Martin thinks people just overreacted. The explosions were merely going to be like a “very large firecracker,” he says. “The mock village was just supposed to be a complement to the forum, the real value of the conference is in the panels,” he says. “But the whole thing got blown way out of proportion—pun intended.” The simulated attacks had been cleared with local law enforcement, the Secret Service, the State Department, and the DC fire marshals, according to Martin.

Though he says he was disappointed the explosions were cancelled, Martin was still happy with the forum, which featured a five-minute video showing the “hyper-real” combat training Canadian soldiers undergo. The video, produced by a San Diego movie studio, showed actors pretending to launch suicide bombs and suffer chest and head wounds. Amputated limbs, high-pitched screams, and gallons of spurting blood filled the screen. “Look, the video was 10 times more graphic than the mock village was going to be, so that’s very effective,” Martin says.

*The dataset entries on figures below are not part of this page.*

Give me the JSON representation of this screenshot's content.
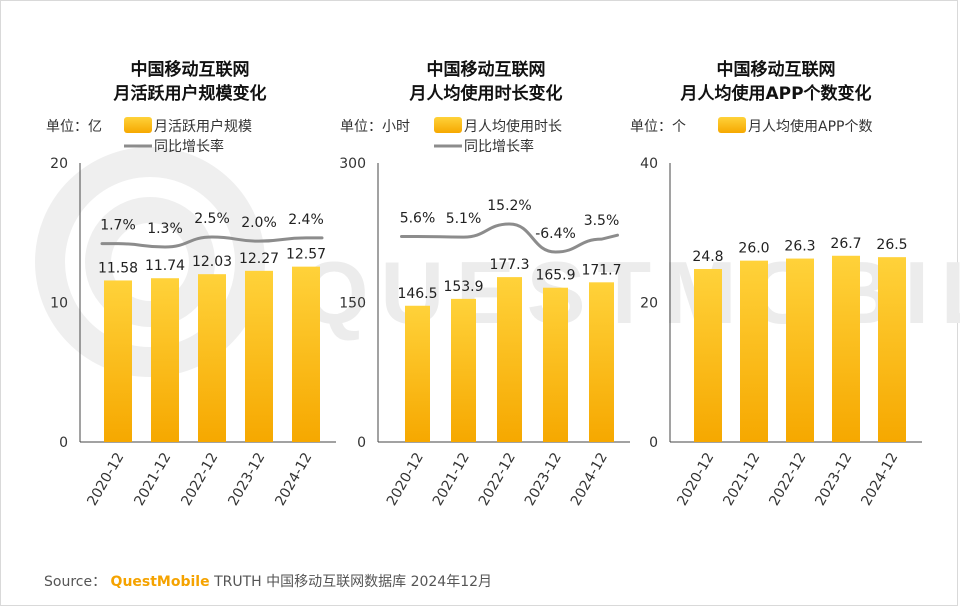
{
  "colors": {
    "bar": "#f8b400",
    "bar_light": "#ffd23a",
    "line": "#8c8c8c",
    "axis": "#333333",
    "watermark": "#eeeeee"
  },
  "watermark": {
    "text": "QUESTMOBILE"
  },
  "source": {
    "label": "Source：",
    "brand": "QuestMobile",
    "rest": "TRUTH 中国移动互联网数据库 2024年12月"
  },
  "chart_data": [
    {
      "type": "bar",
      "title_lines": [
        "中国移动互联网",
        "月活跃用户规模变化"
      ],
      "unit_label": "单位：亿",
      "legend": {
        "bar": "月活跃用户规模",
        "line": "同比增长率"
      },
      "categories": [
        "2020-12",
        "2021-12",
        "2022-12",
        "2023-12",
        "2024-12"
      ],
      "values": [
        11.58,
        11.74,
        12.03,
        12.27,
        12.57
      ],
      "value_labels": [
        "11.58",
        "11.74",
        "12.03",
        "12.27",
        "12.57"
      ],
      "ylim": [
        0,
        20
      ],
      "yticks": [
        "0",
        "10",
        "20"
      ],
      "line_series": {
        "name": "同比增长率",
        "values": [
          1.7,
          1.3,
          2.5,
          2.0,
          2.4
        ],
        "labels": [
          "1.7%",
          "1.3%",
          "2.5%",
          "2.0%",
          "2.4%"
        ]
      }
    },
    {
      "type": "bar",
      "title_lines": [
        "中国移动互联网",
        "月人均使用时长变化"
      ],
      "unit_label": "单位：小时",
      "legend": {
        "bar": "月人均使用时长",
        "line": "同比增长率"
      },
      "categories": [
        "2020-12",
        "2021-12",
        "2022-12",
        "2023-12",
        "2024-12"
      ],
      "values": [
        146.5,
        153.9,
        177.3,
        165.9,
        171.7
      ],
      "value_labels": [
        "146.5",
        "153.9",
        "177.3",
        "165.9",
        "171.7"
      ],
      "ylim": [
        0,
        300
      ],
      "yticks": [
        "0",
        "150",
        "300"
      ],
      "line_series": {
        "name": "同比增长率",
        "values": [
          5.6,
          5.1,
          15.2,
          -6.4,
          3.5
        ],
        "labels": [
          "5.6%",
          "5.1%",
          "15.2%",
          "-6.4%",
          "3.5%"
        ]
      }
    },
    {
      "type": "bar",
      "title_lines": [
        "中国移动互联网",
        "月人均使用APP个数变化"
      ],
      "unit_label": "单位：个",
      "legend": {
        "bar": "月人均使用APP个数"
      },
      "categories": [
        "2020-12",
        "2021-12",
        "2022-12",
        "2023-12",
        "2024-12"
      ],
      "values": [
        24.8,
        26.0,
        26.3,
        26.7,
        26.5
      ],
      "value_labels": [
        "24.8",
        "26.0",
        "26.3",
        "26.7",
        "26.5"
      ],
      "ylim": [
        0,
        40
      ],
      "yticks": [
        "0",
        "20",
        "40"
      ]
    }
  ]
}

Despite the brouhaha over the explosions, Martin is not deterred from bringing Kandahar life to Americans. “Pretty soon I want to hold a program on IEDs, and bring in actual IEDs. We’ll have what I call a petting zoo, where people can see and touch the different IEDs,” he says. “The only way the Taliban can kill our guys is with IEDs and suicide bombs, so it’s important for Americans to know that.”